Pirei na Copa | Hora da virada
As agruras de um casal entre o preço da camisa oficial da Seleção brasileira e o sonho de virar a sorte do país
15.06.2018 | Por: Luisa Mascarenhas
Casal numa loja de artigos esportivos
– Cinco camisas do Brasil, amor?
– É, lindona. Uma pra você, uma pro Joca, uma pra Alice e duas pra mim.
– Quanto estão essas camisetas da seleção? – Mirela pergunta ao vendedor.
– Dois quatro nove nove nove.
– Duzentos e cinquenta reais???
– Dois quatro nove nove nove.
– Nem pensar! Imagina, gastar mais de mil reais em camiseta…
– Vocês parcelam em quantas vezes? – pergunta Frederico.
– A partir de quinhentos reais parcelamos em cinco vezes.
– Pode embrulhar.
– Tá maluco, Fred? Esquece isso, amor. Eu vi umas camisas do Brasil por menos de trinta reais no centro. Vinte nove nove nove…
– Mirela, tem que ser a oficial. Sem chance de usar camisa vagabunda
dessa vez. A gente usou na Copa passada e deu no que deu.
– E você acha que o 7 x 1 foi por causa da nossa blusa?
– Nunca se sabe.
– Eu não tô acreditando que você vai rasgar nosso dinheiro com uma futilidade dessas! Aliás, pra quê duas camisas pra você? Até agora não entendi.
– Eu quero poder trocar caso a gente comece algum jogo perdendo.
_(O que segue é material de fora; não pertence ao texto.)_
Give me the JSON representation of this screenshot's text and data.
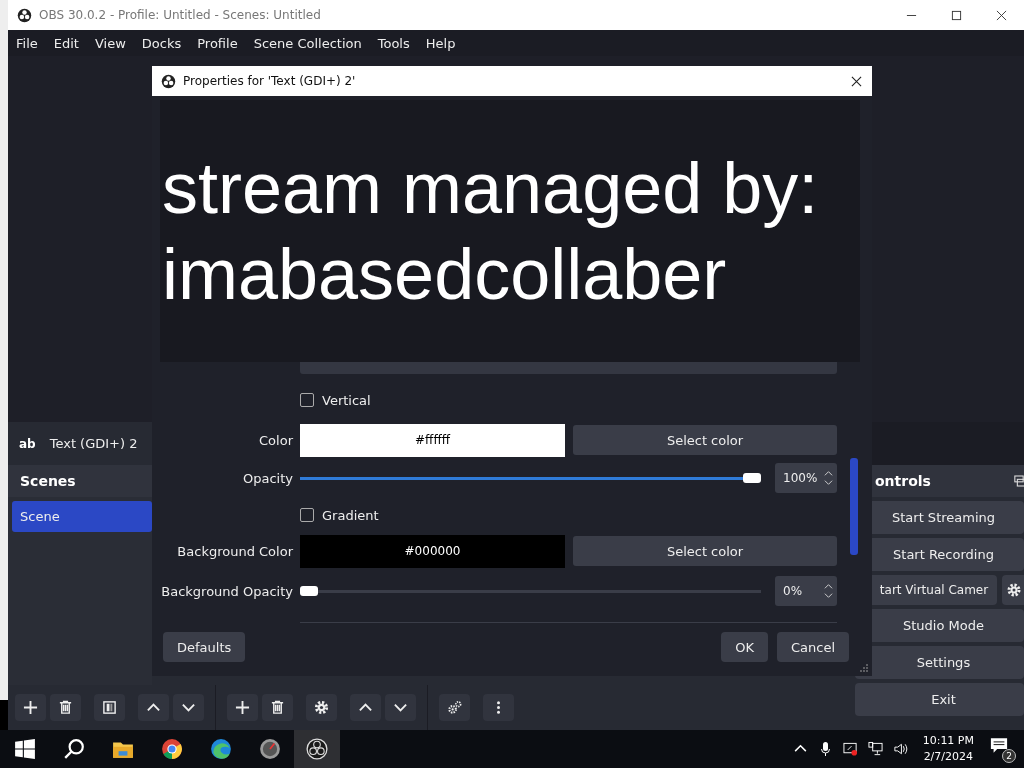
{
  "window": {
    "title": "OBS 30.0.2 - Profile: Untitled - Scenes: Untitled"
  },
  "menu": [
    "File",
    "Edit",
    "View",
    "Docks",
    "Profile",
    "Scene Collection",
    "Tools",
    "Help"
  ],
  "sources": [
    {
      "icon_text": "ab",
      "name": "Text (GDI+) 2"
    }
  ],
  "scenes": {
    "title": "Scenes",
    "items": [
      {
        "name": "Scene",
        "selected": true
      }
    ]
  },
  "controls": {
    "title": "ontrols",
    "buttons": [
      {
        "kind": "plain",
        "label": "Start Streaming"
      },
      {
        "kind": "plain",
        "label": "Start Recording"
      },
      {
        "kind": "split",
        "label": "tart Virtual Camer"
      },
      {
        "kind": "plain",
        "label": "Studio Mode"
      },
      {
        "kind": "plain",
        "label": "Settings"
      },
      {
        "kind": "plain",
        "label": "Exit"
      }
    ]
  },
  "dialog": {
    "title": "Properties for 'Text (GDI+) 2'",
    "preview_lines": [
      "stream managed by:",
      "imabasedcollaber"
    ],
    "fields": [
      {
        "kind": "checkbox",
        "label": "Vertical",
        "checked": false
      },
      {
        "kind": "color",
        "label": "Color",
        "value": "#ffffff",
        "button": "Select color"
      },
      {
        "kind": "slider",
        "label": "Opacity",
        "level": 1,
        "reading": "100%"
      },
      {
        "kind": "checkbox",
        "label": "Gradient",
        "checked": false
      },
      {
        "kind": "color",
        "label": "Background Color",
        "value": "#000000",
        "button": "Select color"
      },
      {
        "kind": "slider",
        "label": "Background Opacity",
        "level": 0,
        "reading": "0%"
      }
    ],
    "defaults": "Defaults",
    "ok": "OK",
    "cancel": "Cancel"
  },
  "taskbar": {
    "time": "10:11 PM",
    "date": "2/7/2024",
    "notifications": "2"
  }
}
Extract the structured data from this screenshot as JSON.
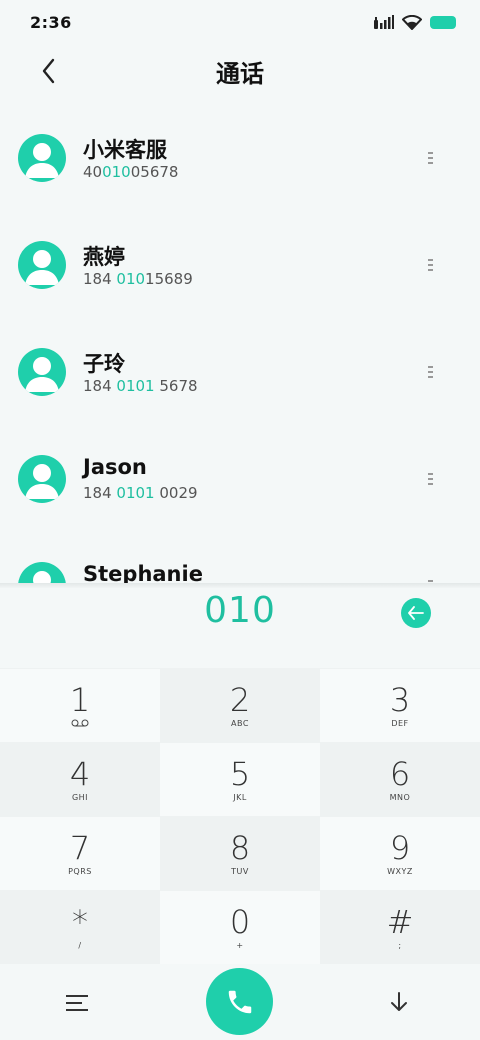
{
  "status_bar": {
    "time": "2:36"
  },
  "header": {
    "title": "通话"
  },
  "contacts": [
    {
      "name": "小米客服",
      "number_pre": "40",
      "number_match": "010",
      "number_post": "05678"
    },
    {
      "name": "燕婷",
      "number_pre": "184 ",
      "number_match": "010",
      "number_post": "15689"
    },
    {
      "name": "子玲",
      "number_pre": "184 ",
      "number_match": "0101",
      "number_post": " 5678"
    },
    {
      "name": "Jason",
      "number_pre": "184 ",
      "number_match": "0101",
      "number_post": " 0029"
    },
    {
      "name": "Stephanie",
      "number_pre": "",
      "number_match": "",
      "number_post": ""
    }
  ],
  "dialer": {
    "input": "010"
  },
  "keypad": [
    {
      "digit": "1",
      "sub": ""
    },
    {
      "digit": "2",
      "sub": "ABC"
    },
    {
      "digit": "3",
      "sub": "DEF"
    },
    {
      "digit": "4",
      "sub": "GHI"
    },
    {
      "digit": "5",
      "sub": "JKL"
    },
    {
      "digit": "6",
      "sub": "MNO"
    },
    {
      "digit": "7",
      "sub": "PQRS"
    },
    {
      "digit": "8",
      "sub": "TUV"
    },
    {
      "digit": "9",
      "sub": "WXYZ"
    },
    {
      "digit": "*",
      "sub": "/"
    },
    {
      "digit": "0",
      "sub": "+"
    },
    {
      "digit": "#",
      "sub": ";"
    }
  ],
  "colors": {
    "accent": "#1fcfab",
    "highlight_text": "#1fbfa0"
  },
  "icons": {
    "back": "chevron-left-icon",
    "more": "more-vertical-icon",
    "backspace": "backspace-icon",
    "voicemail": "voicemail-icon",
    "menu": "menu-icon",
    "call": "phone-icon",
    "collapse": "arrow-down-icon"
  }
}
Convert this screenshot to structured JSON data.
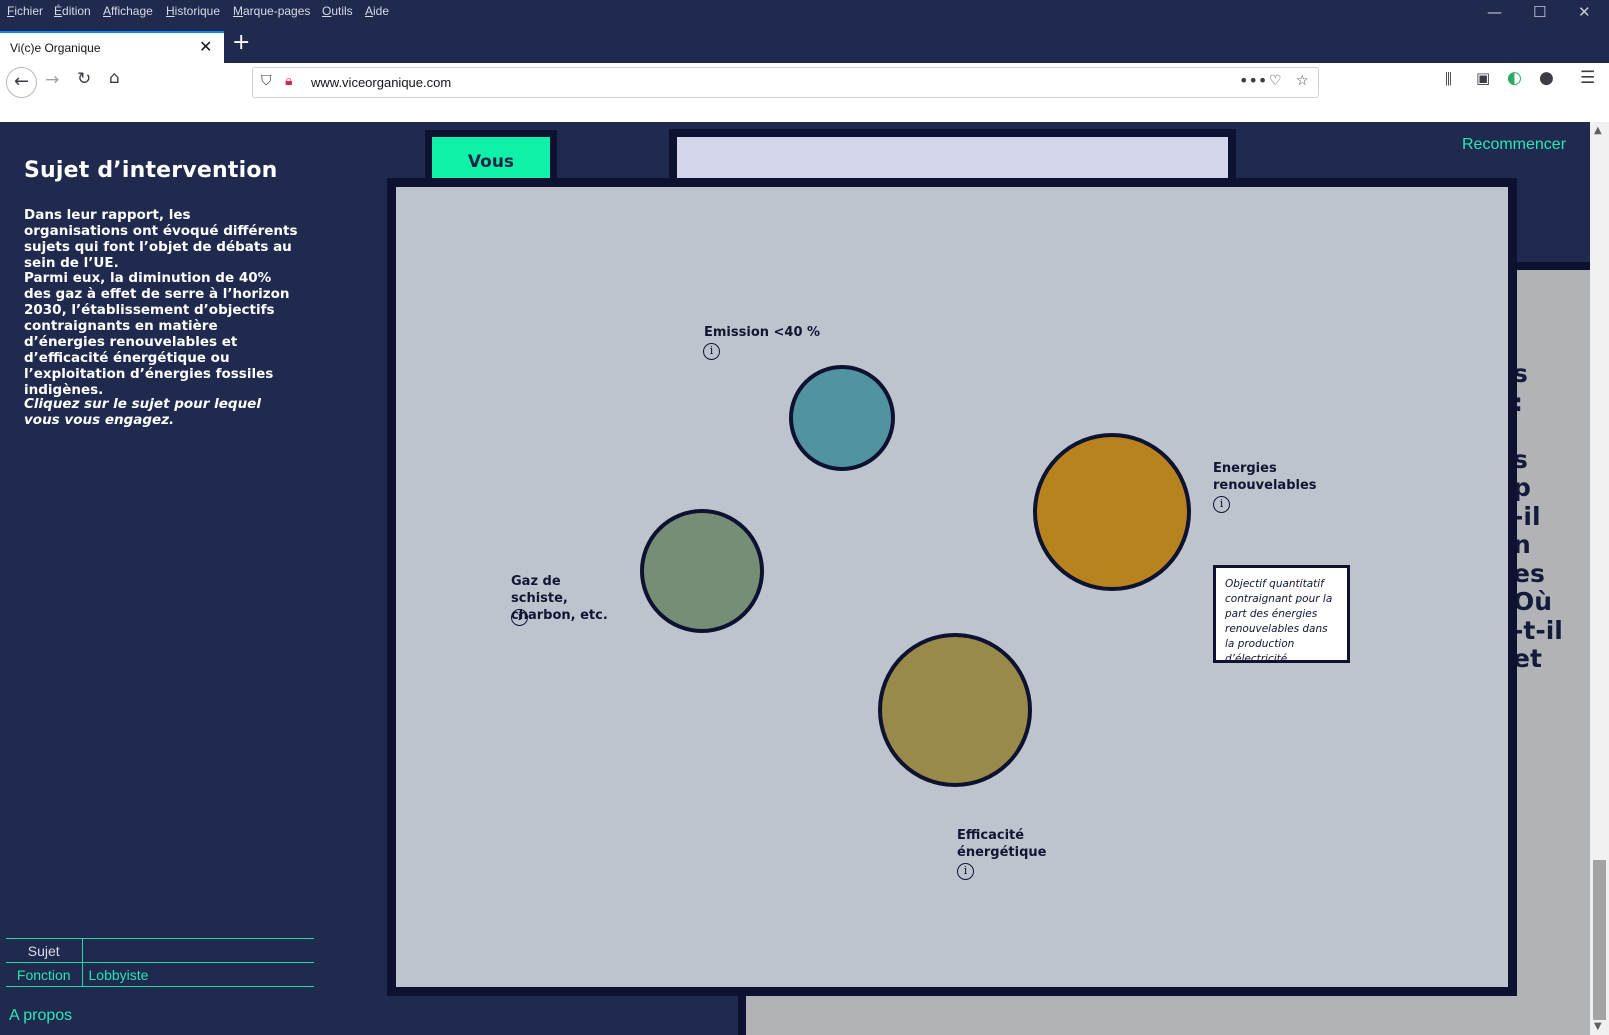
{
  "browser": {
    "menu": [
      "Fichier",
      "Édition",
      "Affichage",
      "Historique",
      "Marque-pages",
      "Outils",
      "Aide"
    ],
    "tab_title": "Vi(c)e Organique",
    "url": "www.viceorganique.com",
    "window_controls": {
      "minimize": "—",
      "maximize": "☐",
      "close": "✕"
    }
  },
  "sidebar": {
    "title": "Sujet d’intervention",
    "intro_1": "Dans leur rapport, les organisations ont évoqué différents sujets qui font l’objet de débats au sein de l’UE.",
    "intro_2": "Parmi eux, la diminution de 40% des gaz à effet de serre à l’horizon 2030, l’établissement d’objectifs contraignants en matière d’énergies renouvelables et d’efficacité énergétique ou l’exploitation d’énergies fossiles indigènes.",
    "instruction": "Cliquez sur le sujet pour lequel vous vous engagez.",
    "table": {
      "sujet_label": "Sujet",
      "sujet_value": "",
      "fonction_label": "Fonction",
      "fonction_value": "Lobbyiste"
    },
    "about": "A propos"
  },
  "header": {
    "restart": "Recommencer",
    "vous": "Vous"
  },
  "background_text": "s\n:\n\ns\np\n-il\nn\nes\nOù\n-t-il\net",
  "topics": [
    {
      "id": "emission",
      "label": "Emission <40 %",
      "color": "#5293a1"
    },
    {
      "id": "renouvelables",
      "label": "Energies renouvelables",
      "color": "#b8821e"
    },
    {
      "id": "schiste",
      "label": "Gaz de schiste, charbon, etc.",
      "color": "#778e76"
    },
    {
      "id": "efficacite",
      "label": "Efficacité énergétique",
      "color": "#998a4a"
    }
  ],
  "tooltip": "Objectif quantitatif contraignant pour la part des énergies renouvelables dans la production d’électricité",
  "colors": {
    "page_bg": "#1f2a4e",
    "accent": "#0ff0a8",
    "link": "#27e8b6",
    "modal_bg": "#bec4cd",
    "frame": "#0c1230"
  }
}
– Hmm. Entendi. Isso faz o universo girar diferente, claro, já que você é o centro.
– Não começa com sarcasmo, Mirela. Acredita em mim, isso aqui é investimento. Estou investindo no nosso futuro.
– Como é que é?
– Pensa bem. Minha vida começou a desandar desde aquele 7 a 1. Desde lá foi problema atrás de problema. Tudo que eu tento dá errado, toda empresa que eu trabalho fecha as portas, e as que não fecham me demitem. Não consegui ficar mais de cinco meses em lugar nenhum. E você também não tá no seu melhor momento, vamos combinar.
– Mas isso é porque o país tá em crise.
– E por que você acha que a crise começou?
– Então a crise começou naquele 7 a 1… Entendi…
– Pensa bem. Dali em diante foi ladeira abaixo para todo mundo. Agora é a nossa chance, é a hora de virar esse jogo! Não dá pra pensar pequeno não, lindona. Temos que fazer tudo no capricho, nada de mesquinharia! Vai ter que ser camisa oficial.
– Mas até para as crianças?
– Claro! Família toda. Pensa bem nos nossos últimos quatro anos, Mirela. Lembra de todos os perrengues, faz uma retrospectiva e avalia se não vale a pena investir. A nossa sorte pode mudar!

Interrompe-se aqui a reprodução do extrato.